The Parrot Game Sample is a collaboration between Secret Dimension and Epic Games, created to support developers who are looking to switch to Unreal Engine to gain a deeper understanding of the engine and the broader Epic Games ecosystem.
Parrot is a pirate-themed 2.5D platformer with three levels, a title screen, rebindable controls and a full menu system, available for free as Unity and Unreal Engine versions, with complete documentation and fully annotated Blueprint and C++ code.
I’m having similar issues. Please note that I have both community versions of VS2019 and VS2022 installed with C++ and the typical ‘game development’ items installed.
We’ve updated Parrot Game Sample with a new version that includes precompiled binaries. If you open the Epic Games Launcher and refresh your Fab Library, you can download the update. You’ll need to use the new version to create a new project, so you can delete the first one you generated from the old version.
The new version should launch without a compilation prompt. If you have any further issues, please let me know!
With the new precompiled binaries included version, you shouldn’t need to compile when you launch the project. The error you are seeing looks like a failure to compile locally - Are you opening the project with Unreal Engine 5.6 or a previous version?
Parrot uses a new API in UE 5.6, so it will not compile and cannot be opened in a previous engine version. To fix this, you’ll need to download Engine Version 5.6.0 in the Epic Games Launcher and switch Parrot Game Sample to that version. Since you have Visual Studio installed, it should compile once it is using the correct engine version.
If that still fails, try generating a new project from the latest version of Parrot Game Sample in Epic Games Launcher and opening it directly in UE 5.6.
If this doesn’t resolve your issue, please let me know!
The project started up without issues! I’m looking forward to seeing what you folks did and how you did it. It looks exactly like the style I’d love to make!

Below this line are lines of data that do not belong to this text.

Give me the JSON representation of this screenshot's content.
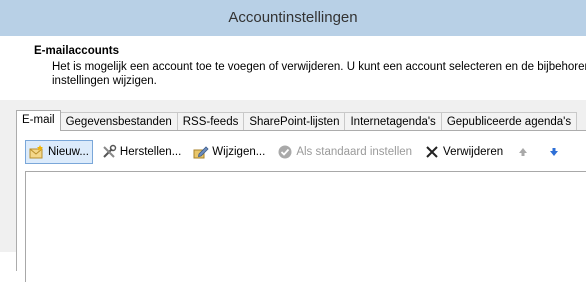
{
  "window": {
    "title": "Accountinstellingen"
  },
  "section": {
    "title": "E-mailaccounts",
    "desc_line1": "Het is mogelijk een account toe te voegen of verwijderen. U kunt een account selecteren en de bijbehorende",
    "desc_line2": "instellingen wijzigen."
  },
  "tabs": [
    {
      "label": "E-mail"
    },
    {
      "label": "Gegevensbestanden"
    },
    {
      "label": "RSS-feeds"
    },
    {
      "label": "SharePoint-lijsten"
    },
    {
      "label": "Internetagenda's"
    },
    {
      "label": "Gepubliceerde agenda's"
    }
  ],
  "toolbar": {
    "new_label": "Nieuw...",
    "repair_label": "Herstellen...",
    "change_label": "Wijzigen...",
    "default_label": "Als standaard instellen",
    "remove_label": "Verwijderen"
  },
  "icons": {
    "new": "new-mail-account-icon",
    "repair": "tools-icon",
    "change": "edit-icon",
    "default": "check-circle-icon",
    "remove": "close-x-icon",
    "up": "arrow-up-icon",
    "down": "arrow-down-icon"
  }
}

I hesitate to ask this but, does this / can this work on a Mac?
I’ve attempted to build from source in both Rider and Xcode and both throw errors.

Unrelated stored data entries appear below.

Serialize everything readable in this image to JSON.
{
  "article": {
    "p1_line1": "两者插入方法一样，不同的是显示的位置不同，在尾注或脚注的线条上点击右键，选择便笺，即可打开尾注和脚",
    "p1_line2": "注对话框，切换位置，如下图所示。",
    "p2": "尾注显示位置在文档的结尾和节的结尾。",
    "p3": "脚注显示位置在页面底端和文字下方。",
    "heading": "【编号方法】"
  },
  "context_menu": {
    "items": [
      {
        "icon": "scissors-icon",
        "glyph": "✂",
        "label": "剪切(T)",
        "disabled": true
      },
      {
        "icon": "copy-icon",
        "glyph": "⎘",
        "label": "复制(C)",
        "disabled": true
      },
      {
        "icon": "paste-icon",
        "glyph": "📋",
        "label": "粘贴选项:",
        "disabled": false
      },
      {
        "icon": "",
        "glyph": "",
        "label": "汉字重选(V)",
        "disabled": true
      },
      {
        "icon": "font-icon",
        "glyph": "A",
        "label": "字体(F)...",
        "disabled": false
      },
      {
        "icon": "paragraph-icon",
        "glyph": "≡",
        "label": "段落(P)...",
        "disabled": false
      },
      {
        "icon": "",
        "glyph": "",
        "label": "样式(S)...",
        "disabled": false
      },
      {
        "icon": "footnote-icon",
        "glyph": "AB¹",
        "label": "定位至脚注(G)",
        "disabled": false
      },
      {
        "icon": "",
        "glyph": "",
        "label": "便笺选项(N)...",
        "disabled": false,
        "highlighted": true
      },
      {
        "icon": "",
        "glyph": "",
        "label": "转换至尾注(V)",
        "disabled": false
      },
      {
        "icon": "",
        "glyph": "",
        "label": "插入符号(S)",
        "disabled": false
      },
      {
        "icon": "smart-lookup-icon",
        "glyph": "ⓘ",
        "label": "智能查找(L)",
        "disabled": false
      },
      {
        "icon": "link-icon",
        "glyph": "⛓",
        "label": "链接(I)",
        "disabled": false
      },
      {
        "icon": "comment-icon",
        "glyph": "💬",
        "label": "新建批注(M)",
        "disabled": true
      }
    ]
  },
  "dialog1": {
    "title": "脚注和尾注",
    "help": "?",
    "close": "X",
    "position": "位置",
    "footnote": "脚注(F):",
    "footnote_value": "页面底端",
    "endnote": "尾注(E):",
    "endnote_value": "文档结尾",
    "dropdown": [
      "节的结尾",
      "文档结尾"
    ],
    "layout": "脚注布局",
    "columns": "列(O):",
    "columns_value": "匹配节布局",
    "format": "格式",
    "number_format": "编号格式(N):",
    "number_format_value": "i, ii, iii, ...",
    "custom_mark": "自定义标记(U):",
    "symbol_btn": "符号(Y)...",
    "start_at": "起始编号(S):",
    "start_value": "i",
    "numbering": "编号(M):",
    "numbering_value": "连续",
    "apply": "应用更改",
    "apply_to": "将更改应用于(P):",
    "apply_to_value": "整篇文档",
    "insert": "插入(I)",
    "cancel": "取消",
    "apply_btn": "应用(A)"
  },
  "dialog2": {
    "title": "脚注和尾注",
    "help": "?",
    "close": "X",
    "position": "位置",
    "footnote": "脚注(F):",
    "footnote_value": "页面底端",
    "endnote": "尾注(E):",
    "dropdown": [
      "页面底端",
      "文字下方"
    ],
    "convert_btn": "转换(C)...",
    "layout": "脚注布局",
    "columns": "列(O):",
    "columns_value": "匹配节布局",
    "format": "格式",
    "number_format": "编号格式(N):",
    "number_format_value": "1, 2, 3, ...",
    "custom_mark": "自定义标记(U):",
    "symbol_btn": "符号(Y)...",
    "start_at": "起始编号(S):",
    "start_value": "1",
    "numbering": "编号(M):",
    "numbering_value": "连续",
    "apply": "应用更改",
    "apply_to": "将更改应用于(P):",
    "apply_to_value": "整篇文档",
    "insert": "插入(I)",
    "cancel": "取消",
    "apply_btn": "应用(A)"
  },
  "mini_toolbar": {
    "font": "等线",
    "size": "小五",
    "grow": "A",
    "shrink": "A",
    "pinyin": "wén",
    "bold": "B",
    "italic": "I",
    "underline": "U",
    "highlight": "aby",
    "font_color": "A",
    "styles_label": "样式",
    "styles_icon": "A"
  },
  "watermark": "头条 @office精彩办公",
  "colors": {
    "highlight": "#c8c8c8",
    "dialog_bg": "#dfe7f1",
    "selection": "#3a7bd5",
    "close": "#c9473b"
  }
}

Rider complains that the project is a Blueprint project when opening the uproject, and Xcode fails immediately when attempting to build a generated Xcode project.
There also seems to be no binary downloaded when downloading the sample from the Epic Launcher on Mac.
EDIT:
I was able to get the project to load / run on Mac laptop (which I work on when on the road) by downloading the entire build on my desktop PC, then copying the entire project folder to my MacBook from the PC.
On first load, the project asked to be rebuilt, and (this time) actually worked.
It re-compiled and ran natively.
Hopefully a native binary will be added to the download for the Mac version.
PS: Thanks to the guys at Secret Dimension for making this 1-1 Unity / Unreal project
There’s a lot of good stuff in here, in an easy to navigate / understand context.
I especially like that there are good examples of C++ working with Blueprints (rather than just one or the other), and the Behavior stuff is easier to follow than the usual examples.